L'Oréal Dermatological Beauty Pro is a digital community empowering healthcare professionals to improve their daily practice of dermatology through cutting-edge research, science and education on skin and hair care.
Clinical Presentation
Mrs M, 67, has had pruritus that she says is intolerable for 5 months. She says it appears immediately on the torso and legs after taking showers. She is generally well and does not take any drugs. 2nd generation anti-H1 (levocetirizine) at 1 tab per day then 4 tabs per day alone, then combined with 1st generation anti-H1 (25 mg hydroxyzine in the evening) are ineffective. Her doctor mentions a mental cause, especially as the patient, (who is increasingly inconvenienced by the pruritus and now only takes a shower twice a week), says she has no cutaneous lesions. Paroxetine (20 mg/day) is prescribed, leading to a slight improvement.
A dermatology consultation was requested as the symptoms last more than a year.
Social History
Former secretary, married, no children
Physical Examination
The symptoms described by the patient and the absence of cutaneous lesions orient the diagnosis to aquagenic pruritus.
Laboratory Result
The blood test shows changes in the blood count: erythrocytes: 6.2 T/l, haemoglobin: 17.5 g/dl, hematocrit: 53%. Platelets levels are 510 G/l, leukocytes 11.5 G/l. There is no inflammatory syndrome or metabolic disorders.
Diagnosis
In this patient, the diagnosis is that of aquagenic pruritus revealing polycythemia. This blood disease, evoked based on the haematological anomalies, was confirmed by blood volume measurement (total erythrocyte count: 40 ml/kg), the abdominal ultrasound scan showing splenomegaly and above all the presence of JAK2V617F mutation seen in 80 to 90% of cases of polycythemia.
Management and outcome
Aquagenic pruritus is defined as pruritus located in areas in contact with water, regardless of its temperature, without any visible cutaneous lesions. It is described by patients as an intolerable sensation of pruritus, sometimes burning, stinging, prickling, appearing 5 minutes after contact with water on average, sometimes a few minutes after last contact and lasting from around ten minutes to 1 to 2 hours. It can be found all over the body but not on the palms of the hands or soles of the feet, or face.

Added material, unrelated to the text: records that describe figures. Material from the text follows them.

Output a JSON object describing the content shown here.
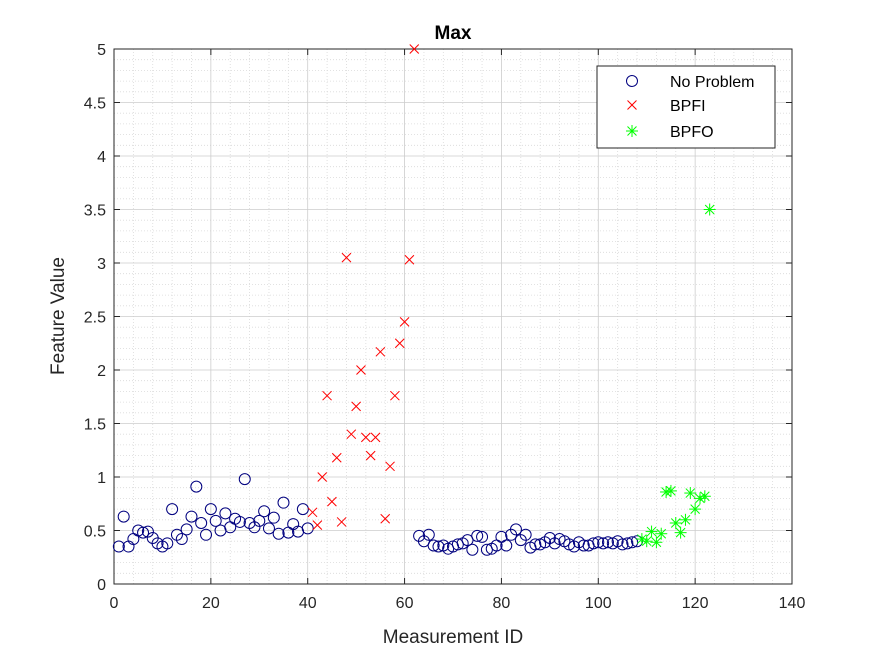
{
  "chart_data": {
    "type": "scatter",
    "title": "Max",
    "xlabel": "Measurement ID",
    "ylabel": "Feature Value",
    "xlim": [
      0,
      140
    ],
    "ylim": [
      0,
      5
    ],
    "xticks": [
      0,
      20,
      40,
      60,
      80,
      100,
      120,
      140
    ],
    "yticks": [
      0,
      0.5,
      1,
      1.5,
      2,
      2.5,
      3,
      3.5,
      4,
      4.5,
      5
    ],
    "xtick_labels": [
      "0",
      "20",
      "40",
      "60",
      "80",
      "100",
      "120",
      "140"
    ],
    "ytick_labels": [
      "0",
      "0.5",
      "1",
      "1.5",
      "2",
      "2.5",
      "3",
      "3.5",
      "4",
      "4.5",
      "5"
    ],
    "grid": true,
    "minor_grid": true,
    "legend_position": "top-right",
    "series": [
      {
        "name": "No Problem",
        "marker": "circle",
        "color": "#00007F",
        "points": [
          [
            1,
            0.35
          ],
          [
            2,
            0.63
          ],
          [
            3,
            0.35
          ],
          [
            4,
            0.42
          ],
          [
            5,
            0.5
          ],
          [
            6,
            0.48
          ],
          [
            7,
            0.49
          ],
          [
            8,
            0.43
          ],
          [
            9,
            0.38
          ],
          [
            10,
            0.35
          ],
          [
            11,
            0.38
          ],
          [
            12,
            0.7
          ],
          [
            13,
            0.46
          ],
          [
            14,
            0.42
          ],
          [
            15,
            0.51
          ],
          [
            16,
            0.63
          ],
          [
            17,
            0.91
          ],
          [
            18,
            0.57
          ],
          [
            19,
            0.46
          ],
          [
            20,
            0.7
          ],
          [
            21,
            0.59
          ],
          [
            22,
            0.5
          ],
          [
            23,
            0.66
          ],
          [
            24,
            0.53
          ],
          [
            25,
            0.61
          ],
          [
            26,
            0.58
          ],
          [
            27,
            0.98
          ],
          [
            28,
            0.57
          ],
          [
            29,
            0.53
          ],
          [
            30,
            0.59
          ],
          [
            31,
            0.68
          ],
          [
            32,
            0.52
          ],
          [
            33,
            0.62
          ],
          [
            34,
            0.47
          ],
          [
            35,
            0.76
          ],
          [
            36,
            0.48
          ],
          [
            37,
            0.56
          ],
          [
            38,
            0.49
          ],
          [
            39,
            0.7
          ],
          [
            40,
            0.52
          ],
          [
            63,
            0.45
          ],
          [
            64,
            0.4
          ],
          [
            65,
            0.46
          ],
          [
            66,
            0.36
          ],
          [
            67,
            0.35
          ],
          [
            68,
            0.36
          ],
          [
            69,
            0.33
          ],
          [
            70,
            0.35
          ],
          [
            71,
            0.37
          ],
          [
            72,
            0.38
          ],
          [
            73,
            0.41
          ],
          [
            74,
            0.32
          ],
          [
            75,
            0.45
          ],
          [
            76,
            0.44
          ],
          [
            77,
            0.32
          ],
          [
            78,
            0.33
          ],
          [
            79,
            0.36
          ],
          [
            80,
            0.44
          ],
          [
            81,
            0.36
          ],
          [
            82,
            0.46
          ],
          [
            83,
            0.51
          ],
          [
            84,
            0.41
          ],
          [
            85,
            0.46
          ],
          [
            86,
            0.34
          ],
          [
            87,
            0.37
          ],
          [
            88,
            0.37
          ],
          [
            89,
            0.39
          ],
          [
            90,
            0.43
          ],
          [
            91,
            0.38
          ],
          [
            92,
            0.42
          ],
          [
            93,
            0.4
          ],
          [
            94,
            0.37
          ],
          [
            95,
            0.35
          ],
          [
            96,
            0.39
          ],
          [
            97,
            0.36
          ],
          [
            98,
            0.36
          ],
          [
            99,
            0.38
          ],
          [
            100,
            0.39
          ],
          [
            101,
            0.38
          ],
          [
            102,
            0.39
          ],
          [
            103,
            0.38
          ],
          [
            104,
            0.4
          ],
          [
            105,
            0.37
          ],
          [
            106,
            0.38
          ],
          [
            107,
            0.39
          ],
          [
            108,
            0.4
          ]
        ]
      },
      {
        "name": "BPFI",
        "marker": "x",
        "color": "#FF0000",
        "points": [
          [
            41,
            0.67
          ],
          [
            42,
            0.55
          ],
          [
            43,
            1.0
          ],
          [
            44,
            1.76
          ],
          [
            45,
            0.77
          ],
          [
            46,
            1.18
          ],
          [
            47,
            0.58
          ],
          [
            48,
            3.05
          ],
          [
            49,
            1.4
          ],
          [
            50,
            1.66
          ],
          [
            51,
            2.0
          ],
          [
            52,
            1.37
          ],
          [
            53,
            1.2
          ],
          [
            54,
            1.37
          ],
          [
            55,
            2.17
          ],
          [
            56,
            0.61
          ],
          [
            57,
            1.1
          ],
          [
            58,
            1.76
          ],
          [
            59,
            2.25
          ],
          [
            60,
            2.45
          ],
          [
            61,
            3.03
          ],
          [
            62,
            5.0
          ]
        ]
      },
      {
        "name": "BPFO",
        "marker": "asterisk",
        "color": "#00FF00",
        "points": [
          [
            109,
            0.42
          ],
          [
            110,
            0.4
          ],
          [
            111,
            0.49
          ],
          [
            112,
            0.39
          ],
          [
            113,
            0.47
          ],
          [
            114,
            0.86
          ],
          [
            115,
            0.87
          ],
          [
            116,
            0.57
          ],
          [
            117,
            0.48
          ],
          [
            118,
            0.6
          ],
          [
            119,
            0.85
          ],
          [
            120,
            0.7
          ],
          [
            121,
            0.8
          ],
          [
            122,
            0.82
          ],
          [
            123,
            3.5
          ]
        ]
      }
    ]
  }
}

Aquagenic pruritus is often idiopathic but an underlying cause must always be looked for such as medicinal treatments, usually synthetic malaria drugs, and more rarely other drugs (bupropion, clomipramine), but it is often caused by polycythemia in most cases. In effect, AP is found in more than 50% of cases of polycythemia, and can occur before it by several months or years, as in our patient’s case. Conversely, polycythemia is observed in around 30% of cases of AP. The impact on quality-of-life is often high.
Other myeloproliferative syndromes (essential thrombocytemia, myelofibrosis) can also be related to AP.
When aquagenic pruritus is related to haematological anomalies (elevated hematocrit and/or haemoglobin), the JAK2V617F mutation must be looked for.
There is no codified treatment in the idiopathic forms. Anti-H1 anti-histamines alone or combined are effective in fewer than half of cases. Phototherapy (UVA and/or UVB) leads to an improvement or remission in around 50% of patients but relapse is almost always occurring within 1 week to 6 months. Other one-off treatments are offered such as leukotriene receptor antagonists, betablockers (propanolol, atenolol), serotonine reuptake inhibitors (fluoxetine, paroxetine), interferon alpha, etc.
For AP related to myeloproliferative syndromes, it is the treatment for the syndrome that is the most effective, especially JAK 2 inhibitors, leading to rapid disappearance of the pruritus in most patients treated.